Le cadavre calciné d’un chef d’entreprise est retrouvé sur les berges d’une rivière. Misumi, un ancien employé qui venait d’être licencié, avoue immédiatement aux policiers sa culpabilité. Son lourd passé criminel (il a commis trente ans plus tôt un double homicide) fait de lui le coupable tout désigné.
Le jeune et brillant avocat Shigemori est chargé de le défendre. Le comportement de l’accusé, qui semble appeler de ses vœux la condamnation la plus lourde, ne lui facilite pas la tâche.
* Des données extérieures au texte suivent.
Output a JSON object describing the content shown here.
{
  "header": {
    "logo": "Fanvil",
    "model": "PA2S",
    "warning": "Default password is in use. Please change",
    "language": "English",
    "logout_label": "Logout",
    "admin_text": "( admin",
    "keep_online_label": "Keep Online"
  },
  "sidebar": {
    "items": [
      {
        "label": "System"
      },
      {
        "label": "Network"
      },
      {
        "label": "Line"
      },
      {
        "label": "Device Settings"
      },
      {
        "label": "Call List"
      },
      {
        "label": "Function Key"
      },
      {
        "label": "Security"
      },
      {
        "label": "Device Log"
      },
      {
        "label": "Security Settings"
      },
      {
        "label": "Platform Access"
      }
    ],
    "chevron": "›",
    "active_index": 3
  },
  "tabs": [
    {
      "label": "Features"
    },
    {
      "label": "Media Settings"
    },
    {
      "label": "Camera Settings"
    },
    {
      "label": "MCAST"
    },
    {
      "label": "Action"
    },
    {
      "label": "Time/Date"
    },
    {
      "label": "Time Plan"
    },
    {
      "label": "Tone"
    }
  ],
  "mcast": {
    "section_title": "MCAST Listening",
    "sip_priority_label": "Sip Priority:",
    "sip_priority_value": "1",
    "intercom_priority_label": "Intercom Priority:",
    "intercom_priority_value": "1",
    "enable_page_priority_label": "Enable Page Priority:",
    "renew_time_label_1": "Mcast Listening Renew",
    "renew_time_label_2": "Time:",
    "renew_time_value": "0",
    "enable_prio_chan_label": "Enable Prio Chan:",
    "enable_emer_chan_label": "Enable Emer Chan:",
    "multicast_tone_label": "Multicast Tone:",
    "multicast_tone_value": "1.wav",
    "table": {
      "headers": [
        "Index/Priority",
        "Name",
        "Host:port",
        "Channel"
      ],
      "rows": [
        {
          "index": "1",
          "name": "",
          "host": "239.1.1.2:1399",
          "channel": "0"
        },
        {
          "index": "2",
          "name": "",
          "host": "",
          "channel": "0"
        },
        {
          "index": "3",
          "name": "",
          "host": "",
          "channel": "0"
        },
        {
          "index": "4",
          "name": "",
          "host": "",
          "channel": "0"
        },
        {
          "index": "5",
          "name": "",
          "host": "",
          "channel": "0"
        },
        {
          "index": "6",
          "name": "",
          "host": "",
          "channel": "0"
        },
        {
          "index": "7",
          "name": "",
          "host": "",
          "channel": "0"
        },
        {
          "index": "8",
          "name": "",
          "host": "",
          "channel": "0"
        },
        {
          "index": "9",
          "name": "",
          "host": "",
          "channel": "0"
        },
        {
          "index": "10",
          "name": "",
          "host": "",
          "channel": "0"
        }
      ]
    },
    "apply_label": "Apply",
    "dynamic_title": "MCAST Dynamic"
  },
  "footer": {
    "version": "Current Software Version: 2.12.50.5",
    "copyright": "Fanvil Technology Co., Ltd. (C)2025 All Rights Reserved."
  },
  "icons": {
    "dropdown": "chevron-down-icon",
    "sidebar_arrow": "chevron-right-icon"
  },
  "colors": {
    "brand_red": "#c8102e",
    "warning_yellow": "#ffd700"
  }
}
Mais les indices qu’il glane au cours de son enquête, notamment en rencontrant la fille handicapée de la victime, jette un doute sur la culpabilité de son client.
Hirokazu Kore-Eda s’est fait un nom dans le cinéma japonais en filmant des drames familiaux. Le premier film que j’avais vu de lui en 2004 m’avait enthousiasmé : Nobody knows racontait l’histoire d’une fratrie de quatre jeunes enfants abandonnés à eux mêmes par une mère irresponsable. Fidèle à sa signature, j’avais vu ses films suivants qui mettaient en scène, sur un mode plus ou moins tragique, des familles dysfonctionnelles : I Wish, Tel père, tel fils, Notre petite sœur, Après la tempête…
Avec The Third Murder, Hirokazu Kore-Eda semble changer de style. Il passe du drame acidulé au polar le plus noir. Il raconte une enquête policière, doublée d’un film de prétoire autour d’un crime crapuleux. Mais il retrouve au bout du compte ses obsessions, celles des familles dont on hérite et celles des familles qu’on se choisit.
Pour autant, avant d’en arriver là, The Third Murder s’étire sur plus de deux heures. Le cinéaste est accoutumé à ces formats-là. Mais ici, rien n’y obligeait. Ni la chronologie de l’histoire, ramassée sur quelques semaines le temps d’une instruction judiciaire, ni les rebondissements de l’enquête qui, pour complexe qu’elle soit, ne sont pas si nombreux qu’ils n’auraient pu être racontés en trente minutes de moins.
En soi, cette durée excessive ne condamne pas le film. C’est son classicisme paresseux, qui tangente parfois le téléfilm policier, qui le fait. Ponctué par les parloirs avec l’accusé, dont le reflet dans la vitre séparatrice est complaisamment calqué sur celui de son avocat pour souligner, au cas où on ne l’aurait pas compris, la proximité des deux êtres, l’histoire suit mollement Shigemori dans ses investigations. Il est affublé non pas d’un – comme c’est l’usage dans les bons scénarios – mais de deux collaborateurs : un vieux procureur cynique revenu de tout pour qui seule compte l’efficacité de la défense et un jeune avoué fraîchement émoulu de l’université, viscéralement opposé à la peine de mort, pour qui seule importe la recherche de la vérité. Cette tension entre la vérité du procès et celle des faits constituait un joli thème. On se souvient qu’elle était au centre du très réussi L’Hermine avec Fabrice Luchini. Mais, Hirokazu Kore-Eda ne l’exploite pas jusqu’au bout préférant, comme hélas les polars ont souvent le défaut de le faire, dénouer une intrigue captivante par une élucidation décevante.